Silence. A moment where his emotions could have tipped either way. “Clever, Regan.”
“You’ve no use for anyone who is not.” Relief oozed around the sibilant hiss of her shredded tongue. She sounded, I thought, like a different species altogether.
“True. But if this information isn’t entirely correct, I’ll make sure the rest of your days are spent as nothing more than a beating heart encased in bone.”
“But if any small bit leads to her capture,” she negotiated, “from her residence to her associates, then I’ll be allowed to return. And repair.”
A moment’s hesitation, coupled with a considering breath. “I can do that.”
I closed my eyes, head drooping.
“Additionally, I promise this: I’ll deliver her to you alive.”
“How?” The noxious scent had receded, like the Tulpa had pulled it back into his pores, but a puff of it returned in that one disbelieving word. “You can’t go out in public. Even at night she’ll scent you out.”
A shrug seeped into her voice. “Except I have a new friend.”
“A goat?” the Tulpa asked, referring derisively to our mortal helpers. “Another changeling?”
“Better. An agent of Light.”
The Tulpa sucked in a surprised breath. And I couldn’t breathe at all.
“Do we have a deal?”
There was no hesitation now, just another sharp scraping along the floor. “Take back her conduit. Use it as bait and leverage in leading her to me. She’s desperate for it.”
“Unfortunately for you both,” said another, new flowing voice, an unexpected bloom. “It has absolutely no effect on me.”
Skamar charged.
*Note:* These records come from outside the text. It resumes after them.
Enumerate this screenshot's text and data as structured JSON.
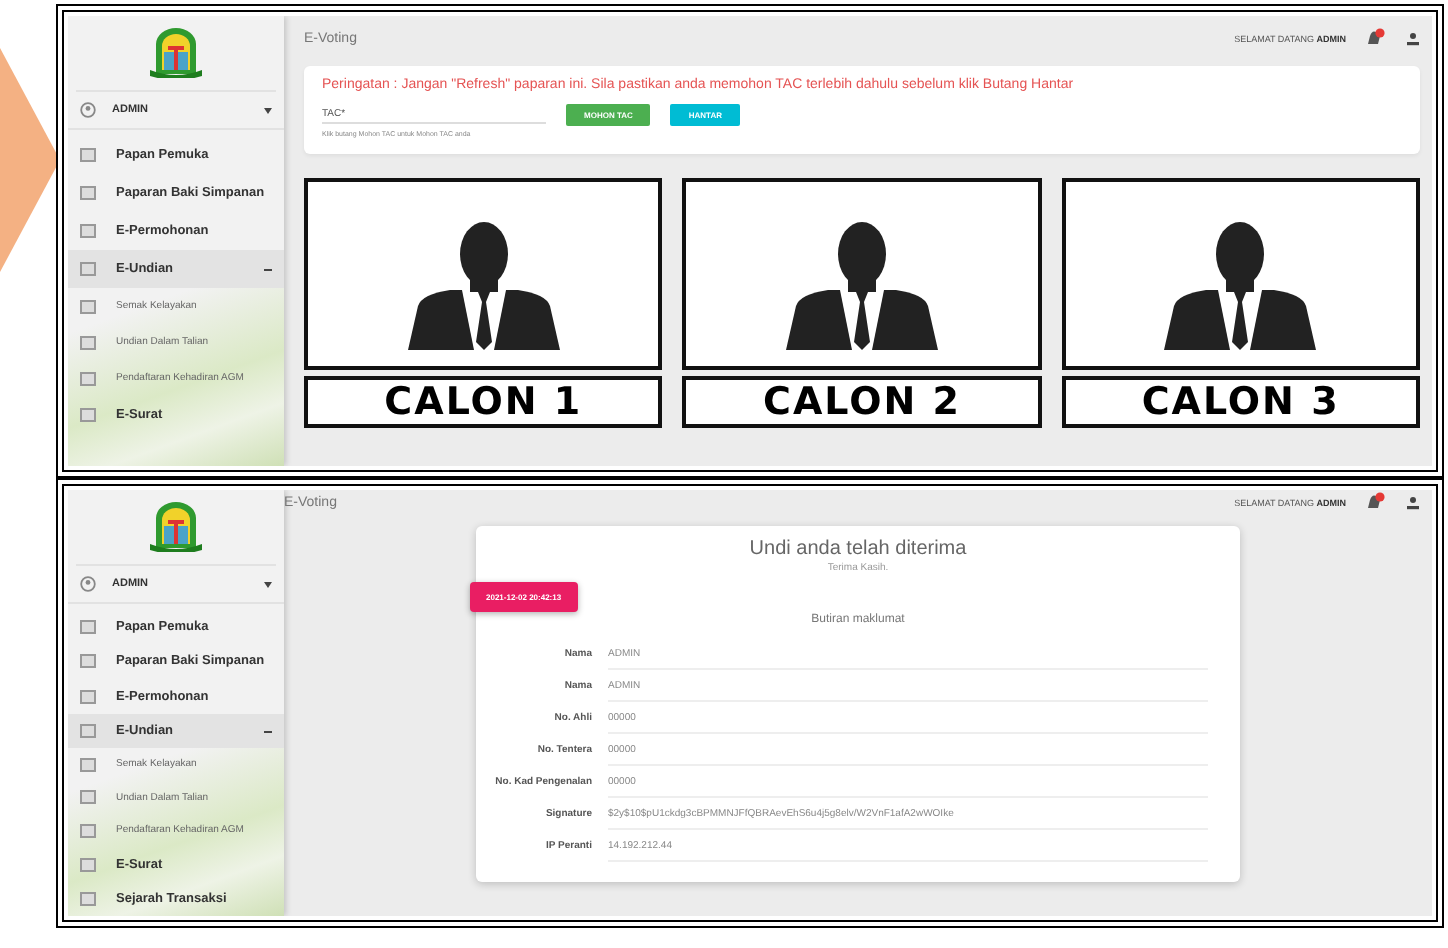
{
  "screens": [
    {
      "kind": "voting",
      "header": {
        "title": "E-Voting",
        "welcome": "SELAMAT DATANG",
        "user": "ADMIN"
      },
      "sidebar": {
        "user": "ADMIN",
        "items": [
          {
            "label": "Papan Pemuka",
            "selected": false
          },
          {
            "label": "Paparan Baki Simpanan",
            "selected": false
          },
          {
            "label": "E-Permohonan",
            "selected": false
          },
          {
            "label": "E-Undian",
            "selected": true,
            "expanded": true,
            "children": [
              {
                "label": "Semak Kelayakan"
              },
              {
                "label": "Undian Dalam Talian"
              },
              {
                "label": "Pendaftaran Kehadiran AGM"
              }
            ]
          },
          {
            "label": "E-Surat",
            "selected": false
          }
        ]
      },
      "warning": "Peringatan : Jangan \"Refresh\" paparan ini. Sila pastikan anda memohon TAC terlebih dahulu sebelum klik Butang Hantar",
      "tac": {
        "label": "TAC*",
        "hint": "Klik butang Mohon TAC untuk Mohon TAC anda"
      },
      "buttons": [
        {
          "label": "MOHON TAC",
          "kind": "request"
        },
        {
          "label": "HANTAR",
          "kind": "submit"
        }
      ],
      "candidates": [
        "CALON 1",
        "CALON 2",
        "CALON 3"
      ]
    },
    {
      "kind": "receipt",
      "header": {
        "title": "E-Voting",
        "welcome": "SELAMAT DATANG",
        "user": "ADMIN"
      },
      "sidebar": {
        "user": "ADMIN",
        "items": [
          {
            "label": "Papan Pemuka",
            "selected": false
          },
          {
            "label": "Paparan Baki Simpanan",
            "selected": false
          },
          {
            "label": "E-Permohonan",
            "selected": false
          },
          {
            "label": "E-Undian",
            "selected": true,
            "expanded": true,
            "children": [
              {
                "label": "Semak Kelayakan"
              },
              {
                "label": "Undian Dalam Talian"
              },
              {
                "label": "Pendaftaran Kehadiran AGM"
              }
            ]
          },
          {
            "label": "E-Surat",
            "selected": false
          },
          {
            "label": "Sejarah Transaksi",
            "selected": false
          }
        ]
      },
      "card": {
        "title": "Undi anda telah diterima",
        "subtitle": "Terima Kasih.",
        "timestamp": "2021-12-02 20:42:13",
        "section": "Butiran maklumat",
        "rows": [
          {
            "label": "Nama",
            "value": "ADMIN"
          },
          {
            "label": "Nama",
            "value": "ADMIN"
          },
          {
            "label": "No. Ahli",
            "value": "00000"
          },
          {
            "label": "No. Tentera",
            "value": "00000"
          },
          {
            "label": "No. Kad Pengenalan",
            "value": "00000"
          },
          {
            "label": "Signature",
            "value": "$2y$10$pU1ckdg3cBPMMNJFfQBRAevEhS6u4j5g8elv/W2VnF1afA2wWOIke"
          },
          {
            "label": "IP Peranti",
            "value": "14.192.212.44"
          }
        ]
      }
    }
  ]
}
Wind lit through the tunnel like a match thrown on gasoline. The two tulpas careened past me, clawing and snarling as they rolled over one another before slamming into the dead end. The impact shook the entire pipeline, and dislodged me from my hidey-hole. My feet swung down, one hand slipping from its rung.
Spotting the movement, Regan gasped.
“Oops.” My glyph burst to life.
She fired.
Too late to drop, I swung. The bolt clipped my chaps and pinned my left leg to the wall.
“No!” Skamar barreled into Regan so quickly the Shadow ricocheted off her, bounced against a wall and fell still.
I whipped my head the other way. The Tulpa’s eyes, literally, lit on me.
“Got him!” Skamar pinballed back the other way. “Go!”
As the tulpas again collided, I yanked the bolt from where it was embedded in the wall and dropped to a crouch on the fetid floor. Ahead of me, Regan was rising. Flipping the crossbow bolt in my hand, I wound up like hometown hero Greg Maddox and let it fly.
My pitching arm was no better over here than it’d been in the Rest House. I didn’t hit Regan’s torso…but I did nick her arm, and she screamed as her flesh endured yet more injury. Then she ran.
“I like these odds better.” And leaving my bag tied to the rungs, and the tulpas battling like rabid wolves behind me, I gave chase.